Given that enlightening statistic, I am not doing so well with my backyard hens. I’m down to only 3. I know, I know. If you’ve been hanging around this blog for long you might remember I started with a lot more than three. More like 15. But you know, life happens. There have been accidental deaths, malicious deaths, unexplained deaths, and drownings. It’s been quite the ride.

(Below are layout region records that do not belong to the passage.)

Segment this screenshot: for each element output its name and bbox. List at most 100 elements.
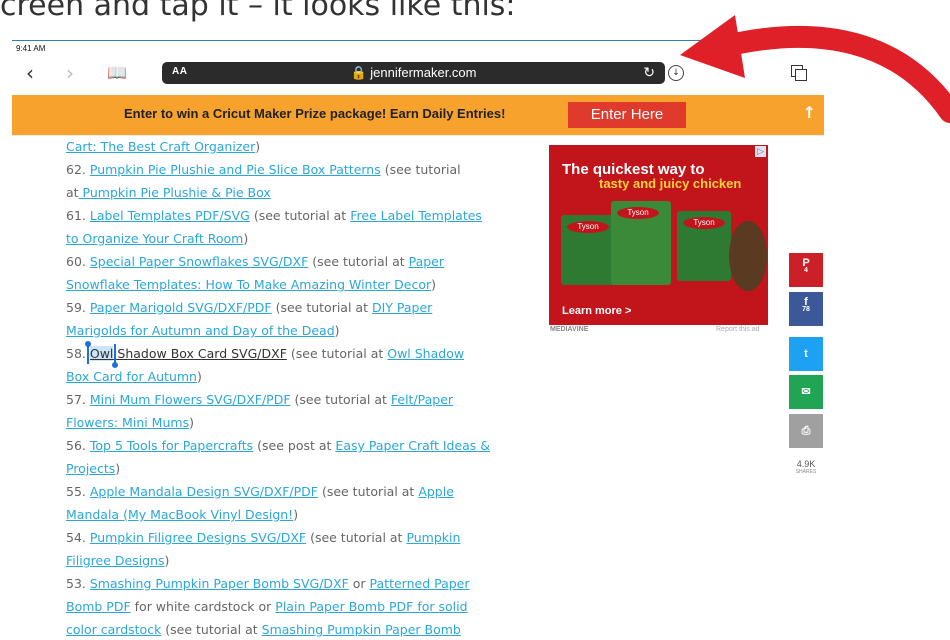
list-link[interactable]: Shadow Box Card SVG/DXF	[113, 346, 287, 361]
address-bar[interactable]: AA 🔒 jennifermaker.com ↻	[162, 62, 665, 84]
text-selection[interactable]: Owl	[89, 346, 114, 361]
promo-text: Enter to win a Cricut Maker Prize packag…	[124, 106, 506, 121]
list-link[interactable]: Pumpkin	[406, 530, 460, 545]
forward-icon[interactable]: ›	[66, 61, 74, 85]
list-item: Cart: The Best Craft Organizer)	[66, 139, 261, 154]
facebook-count: 78	[802, 306, 810, 313]
ad-subheadline: tasty and juicy chicken	[599, 176, 742, 191]
list-link[interactable]: Smashing Pumpkin Paper Bomb SVG/DXF	[90, 576, 349, 591]
selection-handle-end[interactable]	[112, 362, 118, 368]
list-link[interactable]: Flowers: Mini Mums	[66, 415, 189, 430]
list-link[interactable]: Apple	[418, 484, 454, 499]
selection-caret-start	[87, 344, 89, 364]
instruction-caption: creen and tap it – it looks like this:	[0, 0, 516, 23]
list-item: Projects)	[66, 461, 121, 476]
url-text: 🔒 jennifermaker.com	[350, 65, 477, 80]
list-link[interactable]: Marigolds for Autumn and Day of the Dead	[66, 323, 335, 338]
list-link[interactable]: Special Paper Snowflakes SVG/DXF	[90, 254, 308, 269]
list-link[interactable]: Free Label Templates	[350, 208, 482, 223]
list-item: Bomb PDF for white cardstock or Plain Pa…	[66, 599, 468, 614]
list-link[interactable]: Label Templates PDF/SVG	[90, 208, 250, 223]
list-link[interactable]: Easy Paper Craft Ideas &	[335, 438, 490, 453]
email-icon: ✉	[801, 386, 811, 398]
share-total: 4.9K SHARES	[789, 459, 823, 475]
list-item: 56. Top 5 Tools for Papercrafts (see pos…	[66, 438, 491, 453]
list-item: Box Card for Autumn)	[66, 369, 202, 384]
report-ad-link[interactable]: Report this ad	[716, 326, 760, 333]
list-link[interactable]: Box Card for Autumn	[66, 369, 197, 384]
list-item: Snowflake Templates: How To Make Amazing…	[66, 277, 437, 292]
list-link[interactable]: Mandala (My MacBook Vinyl Design!	[66, 507, 293, 522]
list-link[interactable]: Smashing Pumpkin Paper Bomb	[262, 622, 461, 637]
list-item: Mandala (My MacBook Vinyl Design!)	[66, 507, 299, 522]
ad-network-label: MEDIAVINE	[550, 326, 589, 333]
print-button[interactable]: ⎙	[789, 414, 823, 448]
list-link[interactable]: color cardstock	[66, 622, 161, 637]
scroll-top-icon[interactable]: ↑	[803, 103, 816, 122]
list-link[interactable]: Top 5 Tools for Papercrafts	[90, 438, 253, 453]
list-item: 61. Label Templates PDF/SVG (see tutoria…	[66, 208, 482, 223]
list-link[interactable]: Paper Marigold SVG/DXF/PDF	[90, 300, 272, 315]
product-bag-image: Tyson	[677, 211, 731, 281]
list-item: color cardstock (see tutorial at Smashin…	[66, 622, 461, 637]
list-link[interactable]: to Organize Your Craft Room	[66, 231, 243, 246]
list-item: Flowers: Mini Mums)	[66, 415, 194, 430]
list-link[interactable]: Mini Mum Flowers SVG/DXF/PDF	[90, 392, 291, 407]
reload-icon[interactable]: ↻	[643, 64, 655, 81]
list-link[interactable]: Pumpkin Pie Plushie & Pie Box	[79, 185, 271, 200]
list-item: 53. Smashing Pumpkin Paper Bomb SVG/DXF …	[66, 576, 470, 591]
list-item: 55. Apple Mandala Design SVG/DXF/PDF (se…	[66, 484, 454, 499]
list-link[interactable]: Bomb PDF	[66, 599, 131, 614]
list-link[interactable]: Filigree Designs	[66, 553, 165, 568]
list-item: 57. Mini Mum Flowers SVG/DXF/PDF (see tu…	[66, 392, 454, 407]
list-link[interactable]: DIY Paper	[372, 300, 432, 315]
list-item: Filigree Designs)	[66, 553, 170, 568]
list-link[interactable]: Apple Mandala Design SVG/DXF/PDF	[90, 484, 318, 499]
twitter-share-button[interactable]: t	[789, 337, 823, 371]
list-link[interactable]: Cart: The Best Craft Organizer	[66, 139, 255, 154]
browser-screenshot: 9:41 AM ‹ › 📖 AA 🔒 jennifermaker.com ↻ ↓…	[12, 40, 824, 640]
share-count: 4.9K	[796, 459, 816, 469]
ad-cta[interactable]: Learn more >	[562, 305, 631, 317]
bookmarks-icon[interactable]: 📖	[107, 61, 127, 85]
selection-caret-end	[114, 344, 116, 364]
pinterest-count: 4	[804, 267, 808, 274]
article-list: Cart: The Best Craft Organizer) 62. Pump…	[66, 135, 518, 640]
list-item: to Organize Your Craft Room)	[66, 231, 249, 246]
list-item: 60. Special Paper Snowflakes SVG/DXF (se…	[66, 254, 445, 269]
list-link[interactable]: Plain Paper Bomb PDF for solid	[275, 599, 467, 614]
status-time: 9:41 AM	[16, 44, 46, 53]
twitter-icon: t	[804, 348, 808, 360]
product-bag-image: Tyson	[561, 215, 615, 285]
browser-toolbar: ‹ › 📖 AA 🔒 jennifermaker.com ↻ ↓	[12, 55, 824, 95]
pinterest-share-button[interactable]: P 4	[789, 253, 823, 287]
share-label: SHARES	[795, 469, 817, 475]
list-link[interactable]: Projects	[66, 461, 115, 476]
list-item: 62. Pumpkin Pie Plushie and Pie Slice Bo…	[66, 162, 461, 177]
list-item: 59. Paper Marigold SVG/DXF/PDF (see tuto…	[66, 300, 433, 315]
list-link[interactable]: Felt/Paper	[391, 392, 453, 407]
tabs-icon[interactable]	[791, 65, 807, 81]
list-link[interactable]: Owl Shadow	[387, 346, 464, 361]
list-link[interactable]: Patterned Paper	[370, 576, 470, 591]
list-item: at Pumpkin Pie Plushie & Pie Box	[66, 185, 271, 200]
list-item: Marigolds for Autumn and Day of the Dead…	[66, 323, 340, 338]
list-link[interactable]: Owl	[90, 346, 114, 361]
advertisement[interactable]: ▷ The quickest way to tasty and juicy ch…	[549, 145, 768, 325]
product-bag-image: Tyson	[611, 201, 671, 285]
adchoices-icon[interactable]: ▷	[755, 146, 766, 157]
list-link[interactable]: Snowflake Templates: How To Make Amazing…	[66, 277, 431, 292]
list-link[interactable]: Pumpkin Pie Plushie and Pie Slice Box Pa…	[90, 162, 381, 177]
list-item: 58. Owl Shadow Box Card SVG/DXF (see tut…	[66, 341, 518, 368]
enter-here-button[interactable]: Enter Here	[568, 102, 686, 128]
download-icon[interactable]: ↓	[668, 65, 684, 81]
back-icon[interactable]: ‹	[26, 61, 34, 85]
promo-banner: Enter to win a Cricut Maker Prize packag…	[12, 95, 824, 135]
list-item: 54. Pumpkin Filigree Designs SVG/DXF (se…	[66, 530, 461, 545]
print-icon: ⎙	[801, 425, 811, 437]
chicken-image	[729, 221, 767, 291]
email-share-button[interactable]: ✉	[789, 375, 823, 409]
facebook-share-button[interactable]: f 78	[789, 292, 823, 326]
list-link[interactable]: Paper	[409, 254, 444, 269]
list-link[interactable]: Pumpkin Filigree Designs SVG/DXF	[90, 530, 306, 545]
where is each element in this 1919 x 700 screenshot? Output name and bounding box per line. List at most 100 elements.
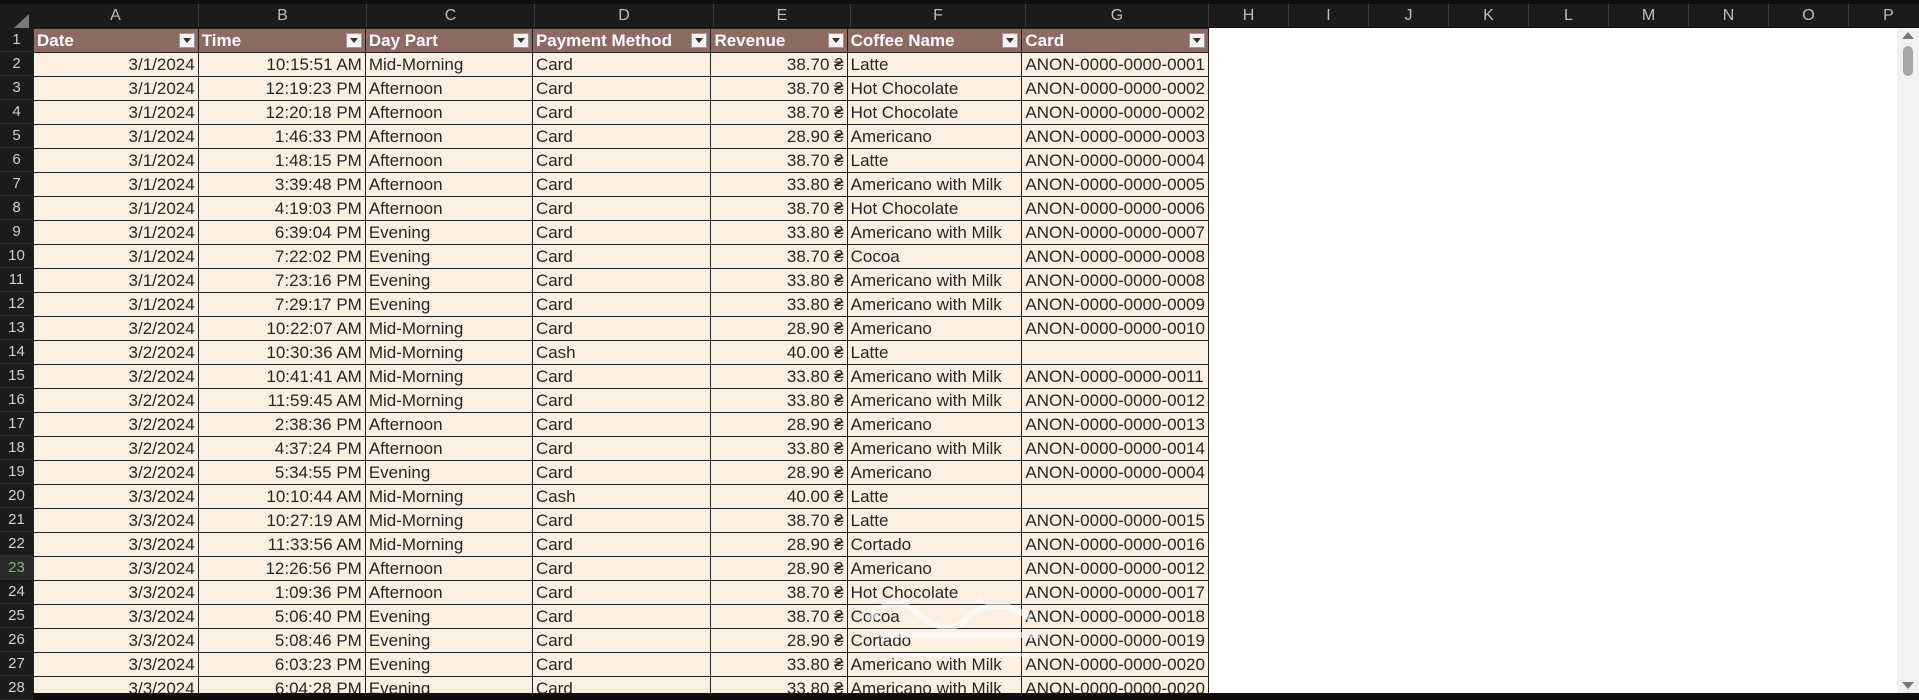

And if you haven’t been hanging around here long, here’s the dealio. These girls were raised in the house, yes you read that right, in the house! First in the bathtub of the extra bathroom then in the spare bedroom/office. A cardboard box served us well as a brooder until they were old enough to go outside. Looking back I realize I might have been a bit overprotective. They would sit on our hands and sit on the desk with me. Looking back I realize I didn’t realize little chicks could put off so much dander. Woowee, the dusting I did once they were outside. Then as they got older, they were treated to earthworms bought from the bait store. I watched them grow from little fuzzy chicks to the awkward ugly teenagerish stage before they turned into hens. They would fly on our laps, hide eggs willy nilly. They learned to get along with the dogs or rather the dogs learned to get along with them. One even hitched a ride with J-Dub to church and was walking around in the church parking lot.
These chickens have traveled with me, moving from Texas to New Mexico in the back of a truck because I couldn’t bear to part with them. They are dear to my heart. They have given me hours of enjoyment. Just the other day, I was throwing sticks for the dogs in the backyard and one of them attempted to fetch with them, running out behind them after the stick, hoping it was something a bit tastier, a Slim Jim perhaps. Of course I tried to get a video but by the time I ran to the house and grabbed the phone, everyone (dogs and chicken) had lost interest in my game.
These chickens are tough. You have to be to live around here. Just the other day I accidentally pelted one in the head with a pine cone. Pure accident. Trust me, I didn’t miss my calling playing softball.
Recently we’ve been dealing with our new dog Ozzie, the chi-weenie, really giving the chickens fits. There is one hen in particular he likes to bully and we’ve taken to calling her mangled back because he literally will get on her and attempt to pluck her alive, leaving her down exposed. Her back is a mixture of yellow and white soft feathers. He is punished harshly when he is caught but he is proving himself to be a slow learner in regard to the chickens. I didn’t know what to do and I almost gave him away but J-Dub, seeing the distress it was causing me and EK both, built a portable chicken tractor/coop for the chickens. Before that, they roosted in an old well house but were free to come and go and roam as they pleased. With this new chicken coop on wheels they are enclosed constantly but safe from the terror of the chi-weenie.
I prefer them to be free range. They prefer to be free range. But it puts me at ease to know they are safe when I can’t watch them closely. Each day I let them out to roam about and forage and I put the dog up. All animals are treated equally.
J-Dub worked a long time on the chicken tractor and I am so happy with it. These contraptions range anywhere from a couple of hundred to thousands of dollars. We tried to be as economical as possible and also reuse things around the place. Upcycle if you will. We can actually call ourselves green now.
He bought the lumber new and built a 6 foot by 6 foot frame. He covered it all in wire, bolted two wheels on the back (which may need replacing) and a handle on the front to push/pull/heave it around. There is a door to let the chickens in and out. On the back he built a box for them to nest in, equipped with their own little ladder to climb. The nesting box has a lid that opens up so I can reach in and get the eggs. He covered part of the top with tin and yes, he did, he added rain gutter which flows into the watering trough. On the opposite end is a feed trough with a trap door so I can dump hen scratch in easily.
And no, I don’t have trick chickens that lay oblong, funky shaped caps of some sort. That’s just a decoy. It worked.
Basically it’s a chicken dream house. And I’m really getting the itch to stock it with some babies.